Let $a,b : I \to \mathbb{R}$ be differentiable functions, and $m: I \to \mathbb{R}^2$ be a function such that $m(t)=(a(t),b(t))$.
Further, let there be a differentiable function $f:\mathbb{R}^2\to\mathbb{R}$, and let $z:I\to\mathbb{R}$, $z(t)=f(a(t),b(t))$.
We wish to find $\frac{dz}{dt}$.
We know that $\frac{dz}{dt}=D(z)(t)$. (Total derivative)
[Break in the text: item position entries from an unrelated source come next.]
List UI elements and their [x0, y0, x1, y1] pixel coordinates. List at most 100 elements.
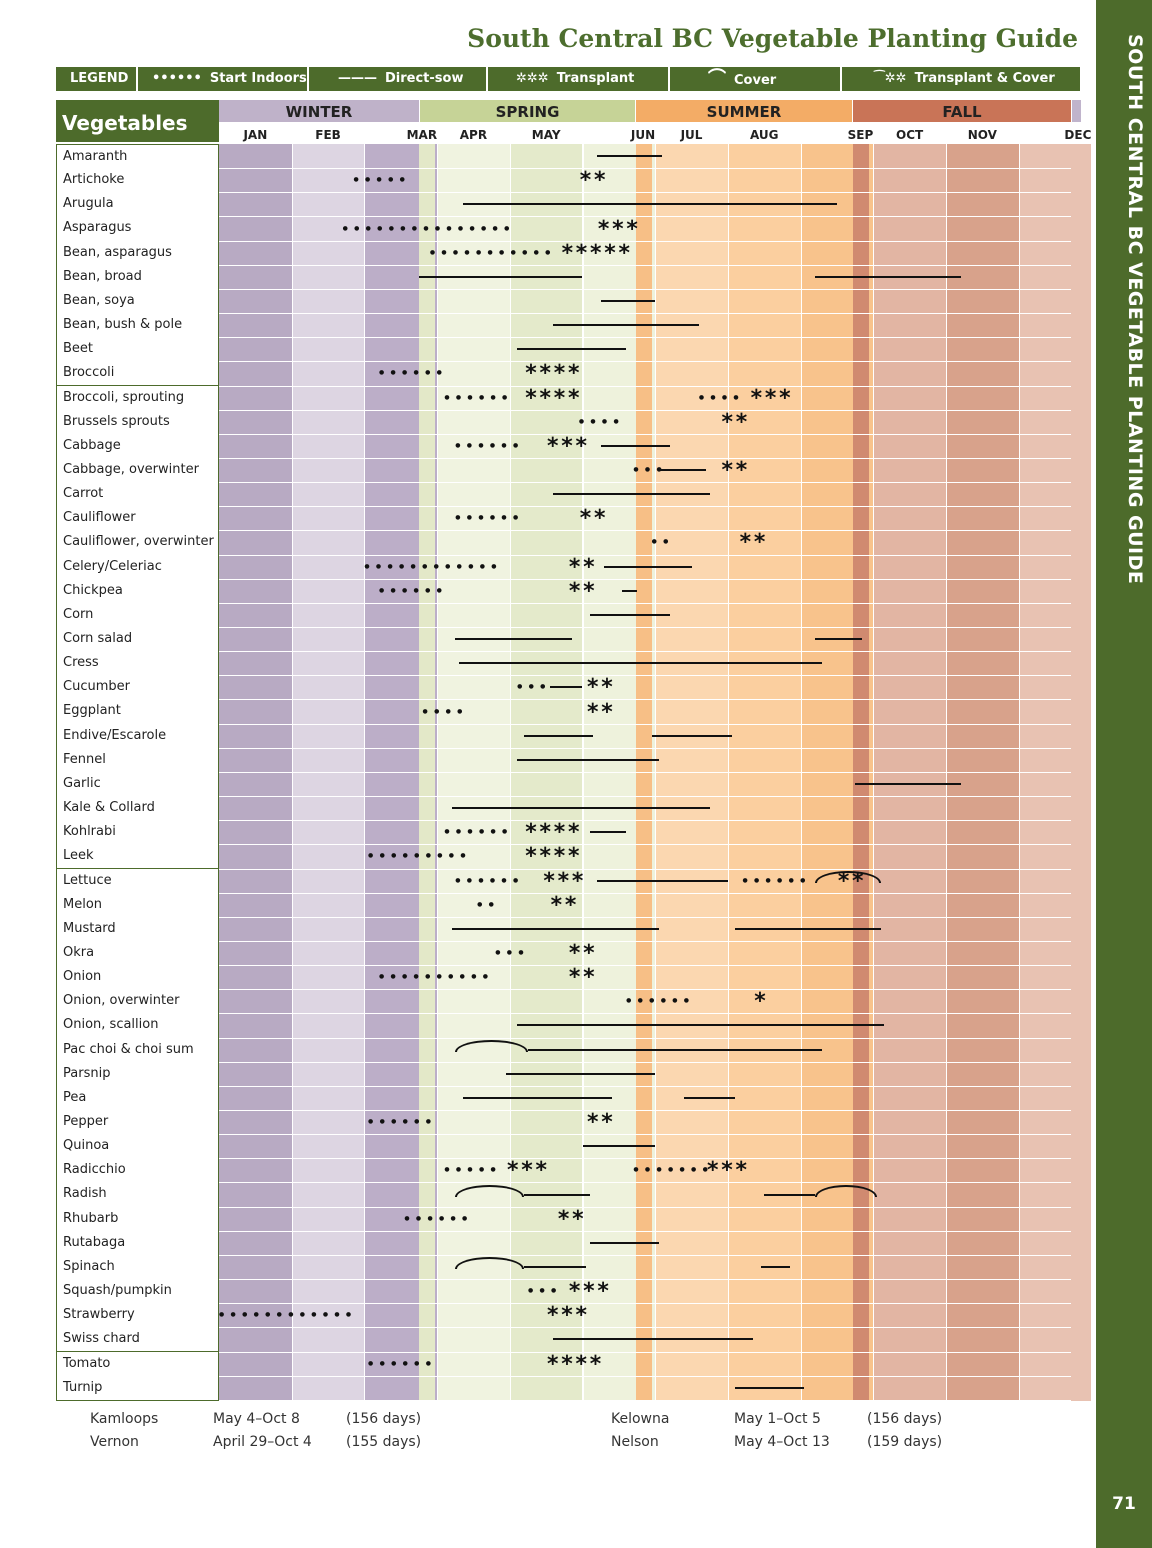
transplant-stars: *** [597, 216, 640, 242]
vegetable-label: Radish [56, 1182, 219, 1208]
direct-sow-line [589, 1241, 659, 1244]
grid-hline [219, 1399, 1071, 1401]
start-indoors-dots: ●●●●●● [444, 393, 514, 401]
grid-hline [219, 1110, 1071, 1111]
grid-hline [219, 288, 1071, 290]
start-indoors-dots: ●●●●●● [368, 1359, 438, 1367]
vegetable-label: Cauliflower [56, 506, 219, 532]
grid-hline [219, 820, 1071, 822]
vegetable-label: Melon [56, 892, 219, 918]
footer-city: Nelson [611, 1434, 659, 1450]
direct-sow-line [855, 782, 961, 785]
start-indoors-dots: ●●●●●● [455, 441, 525, 449]
grid-hline [219, 868, 1071, 870]
direct-sow-line [553, 493, 710, 496]
cover-arc-symbol: ⌒ [708, 68, 726, 89]
grid-hline [219, 1037, 1071, 1039]
grid-hline [219, 264, 1071, 266]
direct-sow-line [684, 1096, 736, 1099]
vegetable-label: Cress [56, 651, 219, 677]
month-header: MAY [531, 128, 561, 142]
season-end-strip [1072, 100, 1081, 122]
direct-sow-line [517, 348, 627, 351]
start-indoors-dots: ●●●●●●● [633, 1166, 715, 1174]
start-indoors-dots: ●● [651, 538, 675, 546]
dots-symbol: •••••• [152, 71, 202, 86]
grid-hline [219, 1182, 1071, 1184]
start-indoors-dots: ●●●●●●●●●●● [429, 248, 557, 256]
direct-sow-line [553, 324, 699, 327]
grid-hline [219, 554, 1071, 556]
grid-hline [219, 602, 1071, 604]
footer-days: (159 days) [867, 1434, 943, 1450]
start-indoors-dots: ●●● [495, 949, 530, 957]
vegetable-label: Spinach [56, 1254, 219, 1281]
vegetable-label: Eggplant [56, 699, 219, 725]
month-header: MAR [406, 128, 438, 142]
transplant-stars: *** [706, 1158, 749, 1184]
grid-hline [219, 506, 1071, 508]
direct-sow-line [418, 275, 583, 278]
grid-hline [219, 482, 1071, 484]
transplant-stars: ** [586, 699, 615, 725]
month-header: OCT [896, 128, 924, 142]
vegetable-label: Leek [56, 844, 219, 870]
grid-hline [219, 1013, 1071, 1015]
vegetable-label: Cucumber [56, 675, 219, 701]
page-title: South Central BC Vegetable Planting Guid… [467, 24, 1078, 53]
grid-hline [219, 240, 1071, 242]
transplant-cover-symbol: ⁀✲✲ [874, 71, 907, 86]
vegetable-label: Parsnip [56, 1061, 219, 1087]
transplant-stars: **** [546, 1351, 604, 1377]
start-indoors-dots: ●●●●●● [626, 997, 696, 1005]
start-indoors-dots: ●●●●●● [378, 586, 449, 594]
line-symbol: ——— [338, 71, 377, 86]
grid-hline [219, 1230, 1071, 1232]
grid-hline [219, 1254, 1071, 1256]
start-indoors-dots: ●●●●●●●●●●●●●●● [342, 224, 516, 232]
start-indoors-dots: ●●●●●● [404, 1214, 474, 1222]
start-indoors-dots: ●●●●● [353, 176, 412, 184]
vegetable-label: Carrot [56, 482, 219, 508]
vegetable-label: Garlic [56, 771, 219, 798]
footer-city: Kelowna [611, 1411, 670, 1427]
grid-hline [219, 989, 1071, 991]
month-header: JAN [243, 128, 268, 142]
grid-hline [219, 771, 1071, 773]
transplant-stars: ** [549, 892, 579, 918]
transplant-stars: ** [586, 675, 615, 701]
grid-hline [219, 361, 1071, 363]
month-header: JUN [630, 128, 656, 142]
direct-sow-line [658, 469, 707, 472]
vegetable-label: Chickpea [56, 578, 219, 604]
direct-sow-line [527, 1048, 823, 1051]
vegetable-label: Kohlrabi [56, 820, 219, 846]
start-indoors-dots: ●●●●●●●●●● [378, 973, 495, 981]
vegetable-label: Cabbage, overwinter [56, 457, 219, 484]
grid-hline [219, 723, 1071, 725]
direct-sow-line [462, 1096, 612, 1099]
grid-hline [219, 940, 1071, 942]
footer-dates: May 4–Oct 8 [213, 1411, 300, 1427]
direct-sow-line [524, 1265, 587, 1268]
direct-sow-line [582, 1145, 656, 1148]
start-indoors-dots: ●●●●●● [455, 514, 525, 522]
vegetable-label: Broccoli, sprouting [56, 385, 219, 411]
footer-days: (156 days) [346, 1411, 422, 1427]
grid-hline [219, 965, 1071, 967]
grid-hline [219, 675, 1071, 677]
direct-sow-line [589, 831, 627, 834]
vegetable-label: Radicchio [56, 1158, 219, 1184]
start-indoors-dots: ●●●●●●●●●●●● [219, 1311, 358, 1319]
start-indoors-dots: ●●●●● [444, 1166, 503, 1174]
season-summer: SUMMER [636, 100, 852, 122]
vegetable-label: Quinoa [56, 1134, 219, 1160]
footer-dates: May 4–Oct 13 [734, 1434, 830, 1450]
grid-hline [219, 457, 1071, 459]
side-title: SOUTH CENTRAL BC VEGETABLE PLANTING GUID… [1124, 34, 1146, 585]
direct-sow-line [597, 155, 663, 158]
direct-sow-line [735, 1386, 805, 1389]
footer-city: Vernon [90, 1434, 139, 1450]
direct-sow-line [815, 275, 961, 278]
direct-sow-line [506, 1072, 656, 1075]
So $$D(z)(t)=D(f\circ m)(t)=D(f)(m(t)).D(m)(t)$$ (Chain rule) $$D(f)(m(t))=[\frac{\partial f}{\partial x}(m(t)) \space\space\space\frac{\partial f}{\partial y}(m(t))]$$ By this I mean, partial derivative of $f$ w.r.t $x$ at $m(t)$. $$ D(m)(t)= \left[ {\begin{array}{c} \frac{da}{dt} \\ \frac{db}{dt} \\ \end{array} } \right] $$. Multiplying both gives, $$\frac{dz}{dt}=\frac{\partial f}{\partial x}.\frac{da}{dt}+\frac{\partial f}{\partial y}.\frac{db}{dt}$$ Now how to express this in terms of $z$ only not $f$?
According to the book I have, the answer is $$\frac{dz}{dt}=\frac{\partial z}{\partial a}.\frac{da}{dt}+\frac{\partial z}{\partial b}.\frac{db}{dt}$$ Also, what is the meaning of $\frac{\partial z}{\partial a}$ according to the definition?